The Ausable River, which drains more than 500 square miles of New York’s Adirondack Mountains, squeezes through a flume below hiking paths that form a mountainside web. We went for the view and climbed to Flume Knob, about 1,300 feet above the river. After some serious rock scrambling, Sue celebrated as black flies joined us at the top. The Ausable River area, just a few miles from Lake Placid, is known as one of the country’s finest trout-fishing places. It empties into Lake Champlain at the Vermont border.


The mountains of the eastern USA may not compare with the elevations of the Sierra Nevada and Rockies, but they offer steep and rocky challenges that make the Appalachian Trail so tough. We have gotten a taste of the Appalachians during the last several weeks, and this week we got to know a part of the Adirondacks, including New York’s fifth-highest peak, Whiteface Mountain. Forty bucks got us and our truck entry to the road to the ”castle,” several hundred feet below the peak. The last bit is advertised as a ”nature trail” to the top, but without hand rails, it would be too slippery and difficult for many. The views of Lake Placid and much more would have been fantastic if Mother Nature had cooperated. Whiteface was the site of Alpine skiing events in the 1932 and 1980 Winter Olympics. In 1980, human-made snow was used for the first time in the Olympics.

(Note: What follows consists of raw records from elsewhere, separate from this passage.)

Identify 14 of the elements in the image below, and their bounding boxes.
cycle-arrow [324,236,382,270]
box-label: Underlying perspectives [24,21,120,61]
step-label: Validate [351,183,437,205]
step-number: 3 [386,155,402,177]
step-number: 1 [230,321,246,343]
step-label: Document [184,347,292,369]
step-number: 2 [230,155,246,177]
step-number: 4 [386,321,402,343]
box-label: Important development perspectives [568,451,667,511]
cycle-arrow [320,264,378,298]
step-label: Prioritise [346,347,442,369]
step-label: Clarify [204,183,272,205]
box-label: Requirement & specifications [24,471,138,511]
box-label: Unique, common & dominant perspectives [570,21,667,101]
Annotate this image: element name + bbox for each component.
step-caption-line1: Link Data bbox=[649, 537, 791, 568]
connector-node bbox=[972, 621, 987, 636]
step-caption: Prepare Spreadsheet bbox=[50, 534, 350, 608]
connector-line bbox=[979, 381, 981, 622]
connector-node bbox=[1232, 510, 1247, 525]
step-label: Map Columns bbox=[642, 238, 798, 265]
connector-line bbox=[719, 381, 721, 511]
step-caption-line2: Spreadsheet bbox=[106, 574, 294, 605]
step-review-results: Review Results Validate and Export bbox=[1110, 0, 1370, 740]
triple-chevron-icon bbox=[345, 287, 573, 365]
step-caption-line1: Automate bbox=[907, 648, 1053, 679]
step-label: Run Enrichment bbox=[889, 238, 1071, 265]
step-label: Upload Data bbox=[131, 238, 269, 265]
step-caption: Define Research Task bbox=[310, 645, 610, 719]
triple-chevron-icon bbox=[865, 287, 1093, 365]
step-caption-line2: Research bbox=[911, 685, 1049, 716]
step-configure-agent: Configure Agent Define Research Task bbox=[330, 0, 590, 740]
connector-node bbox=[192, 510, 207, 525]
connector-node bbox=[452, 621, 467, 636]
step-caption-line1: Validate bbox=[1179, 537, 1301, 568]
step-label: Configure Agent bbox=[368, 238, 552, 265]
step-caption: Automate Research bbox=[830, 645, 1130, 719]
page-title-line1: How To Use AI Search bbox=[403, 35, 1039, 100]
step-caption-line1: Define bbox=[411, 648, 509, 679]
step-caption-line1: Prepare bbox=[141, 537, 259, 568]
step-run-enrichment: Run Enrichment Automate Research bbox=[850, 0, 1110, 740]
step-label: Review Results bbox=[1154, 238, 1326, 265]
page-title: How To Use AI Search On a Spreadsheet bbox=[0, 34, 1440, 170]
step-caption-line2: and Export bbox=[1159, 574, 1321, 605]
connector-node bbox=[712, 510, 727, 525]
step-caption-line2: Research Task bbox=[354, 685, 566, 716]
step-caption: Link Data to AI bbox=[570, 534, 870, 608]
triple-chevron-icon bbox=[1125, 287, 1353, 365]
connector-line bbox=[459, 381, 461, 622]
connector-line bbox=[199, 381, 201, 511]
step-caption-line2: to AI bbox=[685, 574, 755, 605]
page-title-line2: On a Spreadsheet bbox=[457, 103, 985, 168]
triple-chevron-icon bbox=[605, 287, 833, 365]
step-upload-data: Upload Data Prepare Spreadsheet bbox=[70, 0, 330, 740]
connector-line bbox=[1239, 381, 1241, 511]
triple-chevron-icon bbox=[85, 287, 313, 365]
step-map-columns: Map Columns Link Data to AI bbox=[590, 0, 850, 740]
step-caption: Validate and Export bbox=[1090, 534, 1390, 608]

Tackling the Appalachian Trail (sort of)

While in the eastern U.S., Sue and I just had to walk the Appalachian Trail. Not all 2,135 miles of it and not even the 544 miles of the AT that runs through Virginia.

The Massie Gap Trail in Grayson Highlands State Park took us up to the AT, where we witnessed some of the best views of the entire iconic trail, according to our state parks guide. And a rhododendron forest that hadn’t bloomed despite it being late April. There was not a wild pony in sight either, despite warnings not to feed them.

We saw a couple of northbound thru hikers with medium-sized backpacks, but they sped by too quickly for us to ask how far they were going. Then we came to a group of 15 or so adults and teen-agers laden with huge backpacks.

“You must be going a long way,” Sue asked them. ”Yep,” said a woman leading the group. “We’re out for three days!”

We are proud to say we walked the Appalachian Trail, at least a couple miles of it in southwestern Virginia.